In the past, we were taught that beauty is skin deep and that it extends beyond what we see on the outside. To be honest, that saying is spot on. When it comes to our skin, there is so much more than what we see on the surface. This is also where the microbiome comes into the picture. A close link exists between your skin (on the outside) and your gut (from the inside). But how is your skin microbiome related to your gut microbiome? Let us look into it.


How your skin suddenly develops pimples before the start of your period is an illustration of this phenomenon. This is a clear illustration of how the quality of your gut affects your overall health and well-being. Having trouble eating because you're apprehensive is a common occurrence, as is the appearance of stress marks on your skin. That is exactly how these two terms are related.


Our skin's microbiome may be overlooked if we don't pay attention to our gut microbiome. When you consume things like antibiotics to destroy all the bacteria in your gut, you may disturb the microbiome and it may affect the microbiome on your skin. Other things that disrupt your gut microbiome include excessive alcohol, eating processed foods, etc. Although it’s different for each person, the general things that support your gut, as well as skin microbiome, are consuming good fats, complex carbs such as wheat, barley, oat, colorful vegetables, and lots of clean water.


What damages the skin microbiome?


#1 Overdoing your skincare

Over-cleansing and over-exfoliation of the skin might harm the microbiome of the skin. Applying or trying out too many skincare products at once can knock our biomes out of sync. Introduce new skincare products one by one and avoid layering wrong actives together. For example, do not layer your vitamin C in the same routine along with a glycolic acid serum.

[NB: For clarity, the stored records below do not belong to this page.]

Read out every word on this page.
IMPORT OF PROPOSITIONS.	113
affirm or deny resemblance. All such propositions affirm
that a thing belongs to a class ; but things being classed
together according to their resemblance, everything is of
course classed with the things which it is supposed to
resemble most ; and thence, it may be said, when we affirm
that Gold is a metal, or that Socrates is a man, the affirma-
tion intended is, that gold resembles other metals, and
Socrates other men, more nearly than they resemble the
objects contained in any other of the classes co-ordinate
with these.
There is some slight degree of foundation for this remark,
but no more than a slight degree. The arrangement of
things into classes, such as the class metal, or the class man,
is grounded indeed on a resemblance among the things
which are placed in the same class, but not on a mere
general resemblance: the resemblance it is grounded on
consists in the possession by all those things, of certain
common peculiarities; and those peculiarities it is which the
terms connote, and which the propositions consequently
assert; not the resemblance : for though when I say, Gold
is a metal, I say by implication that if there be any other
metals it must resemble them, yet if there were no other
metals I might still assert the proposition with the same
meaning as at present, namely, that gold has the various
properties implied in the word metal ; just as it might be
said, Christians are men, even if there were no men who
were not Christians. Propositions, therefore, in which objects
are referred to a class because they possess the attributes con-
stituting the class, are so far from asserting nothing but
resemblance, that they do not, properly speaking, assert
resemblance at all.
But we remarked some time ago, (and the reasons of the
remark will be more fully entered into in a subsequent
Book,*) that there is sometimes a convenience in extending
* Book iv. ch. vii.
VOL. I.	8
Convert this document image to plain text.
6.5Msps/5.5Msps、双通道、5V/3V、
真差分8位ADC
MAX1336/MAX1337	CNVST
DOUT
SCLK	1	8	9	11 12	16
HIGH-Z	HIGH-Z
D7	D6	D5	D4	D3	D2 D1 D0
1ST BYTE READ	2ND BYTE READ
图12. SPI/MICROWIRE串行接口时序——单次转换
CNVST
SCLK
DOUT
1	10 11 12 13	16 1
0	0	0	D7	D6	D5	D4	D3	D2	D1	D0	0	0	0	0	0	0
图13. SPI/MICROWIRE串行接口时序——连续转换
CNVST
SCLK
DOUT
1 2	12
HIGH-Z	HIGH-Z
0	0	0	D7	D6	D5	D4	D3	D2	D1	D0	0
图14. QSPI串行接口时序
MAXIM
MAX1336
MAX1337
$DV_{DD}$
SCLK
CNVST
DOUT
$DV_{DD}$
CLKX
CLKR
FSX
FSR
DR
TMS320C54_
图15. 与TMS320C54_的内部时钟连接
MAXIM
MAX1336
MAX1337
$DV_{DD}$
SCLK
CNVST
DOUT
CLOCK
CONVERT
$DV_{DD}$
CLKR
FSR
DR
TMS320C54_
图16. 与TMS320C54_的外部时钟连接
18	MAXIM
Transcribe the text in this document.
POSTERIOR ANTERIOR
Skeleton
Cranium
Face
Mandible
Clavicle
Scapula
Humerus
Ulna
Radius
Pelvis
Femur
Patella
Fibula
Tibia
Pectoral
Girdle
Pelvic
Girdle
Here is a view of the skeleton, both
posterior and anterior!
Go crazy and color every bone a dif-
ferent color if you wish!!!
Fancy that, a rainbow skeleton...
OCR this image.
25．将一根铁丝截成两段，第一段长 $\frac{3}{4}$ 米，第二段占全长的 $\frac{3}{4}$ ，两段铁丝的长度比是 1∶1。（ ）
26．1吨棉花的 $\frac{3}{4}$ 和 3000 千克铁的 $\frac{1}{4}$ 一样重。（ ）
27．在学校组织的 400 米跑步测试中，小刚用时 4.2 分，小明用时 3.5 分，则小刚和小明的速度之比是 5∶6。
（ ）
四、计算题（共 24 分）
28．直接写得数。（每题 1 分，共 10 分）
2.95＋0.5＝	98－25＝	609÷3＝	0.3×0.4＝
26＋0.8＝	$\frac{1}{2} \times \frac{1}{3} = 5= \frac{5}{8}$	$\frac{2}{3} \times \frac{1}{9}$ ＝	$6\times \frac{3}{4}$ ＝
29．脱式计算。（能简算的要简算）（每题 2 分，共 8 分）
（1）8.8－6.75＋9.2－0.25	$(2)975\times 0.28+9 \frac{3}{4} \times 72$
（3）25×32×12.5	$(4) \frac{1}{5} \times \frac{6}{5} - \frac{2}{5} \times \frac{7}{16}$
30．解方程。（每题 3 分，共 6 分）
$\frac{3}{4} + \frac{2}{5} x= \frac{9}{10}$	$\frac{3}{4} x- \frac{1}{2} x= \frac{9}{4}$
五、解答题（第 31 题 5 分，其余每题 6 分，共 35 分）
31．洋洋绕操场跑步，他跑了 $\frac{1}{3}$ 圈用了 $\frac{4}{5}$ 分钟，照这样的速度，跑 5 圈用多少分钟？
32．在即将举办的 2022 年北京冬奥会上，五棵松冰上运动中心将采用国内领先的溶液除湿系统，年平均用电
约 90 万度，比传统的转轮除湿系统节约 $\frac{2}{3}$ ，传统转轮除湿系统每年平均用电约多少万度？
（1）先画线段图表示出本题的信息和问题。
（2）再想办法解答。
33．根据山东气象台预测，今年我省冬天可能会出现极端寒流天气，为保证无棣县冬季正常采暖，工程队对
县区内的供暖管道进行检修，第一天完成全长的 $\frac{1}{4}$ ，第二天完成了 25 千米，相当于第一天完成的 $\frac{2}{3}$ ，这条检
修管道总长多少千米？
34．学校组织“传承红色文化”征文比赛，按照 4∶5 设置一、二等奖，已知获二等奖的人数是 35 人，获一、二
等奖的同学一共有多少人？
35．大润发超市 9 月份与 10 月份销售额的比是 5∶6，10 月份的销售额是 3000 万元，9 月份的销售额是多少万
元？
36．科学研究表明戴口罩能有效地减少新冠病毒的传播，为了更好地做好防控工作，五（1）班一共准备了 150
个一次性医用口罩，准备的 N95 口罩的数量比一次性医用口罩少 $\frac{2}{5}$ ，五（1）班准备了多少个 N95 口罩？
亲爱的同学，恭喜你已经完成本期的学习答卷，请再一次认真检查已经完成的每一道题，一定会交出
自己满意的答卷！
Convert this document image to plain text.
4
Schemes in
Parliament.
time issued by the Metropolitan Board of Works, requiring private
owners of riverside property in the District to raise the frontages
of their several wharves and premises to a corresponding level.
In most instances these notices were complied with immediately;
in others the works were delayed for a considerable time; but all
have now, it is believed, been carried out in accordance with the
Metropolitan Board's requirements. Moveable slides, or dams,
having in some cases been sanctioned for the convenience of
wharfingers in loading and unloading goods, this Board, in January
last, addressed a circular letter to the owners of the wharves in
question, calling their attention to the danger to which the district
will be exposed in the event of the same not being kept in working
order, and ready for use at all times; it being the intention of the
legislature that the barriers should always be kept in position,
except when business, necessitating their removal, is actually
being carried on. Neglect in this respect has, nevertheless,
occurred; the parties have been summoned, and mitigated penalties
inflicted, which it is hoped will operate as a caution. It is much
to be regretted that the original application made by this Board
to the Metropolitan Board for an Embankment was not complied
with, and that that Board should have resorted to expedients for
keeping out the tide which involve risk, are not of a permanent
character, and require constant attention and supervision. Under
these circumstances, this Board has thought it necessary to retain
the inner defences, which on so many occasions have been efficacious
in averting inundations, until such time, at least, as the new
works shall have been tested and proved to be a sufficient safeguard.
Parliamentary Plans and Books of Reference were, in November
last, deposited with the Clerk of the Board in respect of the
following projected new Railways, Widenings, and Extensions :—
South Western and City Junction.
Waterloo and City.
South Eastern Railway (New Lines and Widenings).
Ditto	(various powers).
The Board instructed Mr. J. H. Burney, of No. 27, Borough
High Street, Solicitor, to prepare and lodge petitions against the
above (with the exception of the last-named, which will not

#2 Using wrong skincare products

If you’re using a cleanser that is harsh for your skin and is stripping your skin of its natural oils, you may be damaging the skin microbiome. To gently cleanse your skin without disturbing your skin’s pH level, we highly recommend giving our Daily Duet Face Wash a try! This might just be the product that’ll change your cleansing game for good. It contains mild surfactants and hydrating ingredients. The pH level is balanced at 6, which is acidic, and similar to your skin’s.


#3 Going into extremes

Things such as taking long, hot showers or using excessive anti-bacterial products such as wipes, and hand washes can be damaging as you are unintentionally destroying all the good bacteria too. Simply washing with plain water with a normal soap for 20 seconds can do the trick.


#4 Randomly taking new supplements

If you're looking to improve the health of your gut and skin microbiome, you might want to consider using topical supplements like pre, pro and postbiotics. However, it is not always easy to navigate which supplements are right for you.


It is common for biotics on the market to make bold claims about their benefits, but it is prudent to verify these claims with independent clinical and scientific research before making any purchases. If that doesn't work, you can always see a doctor.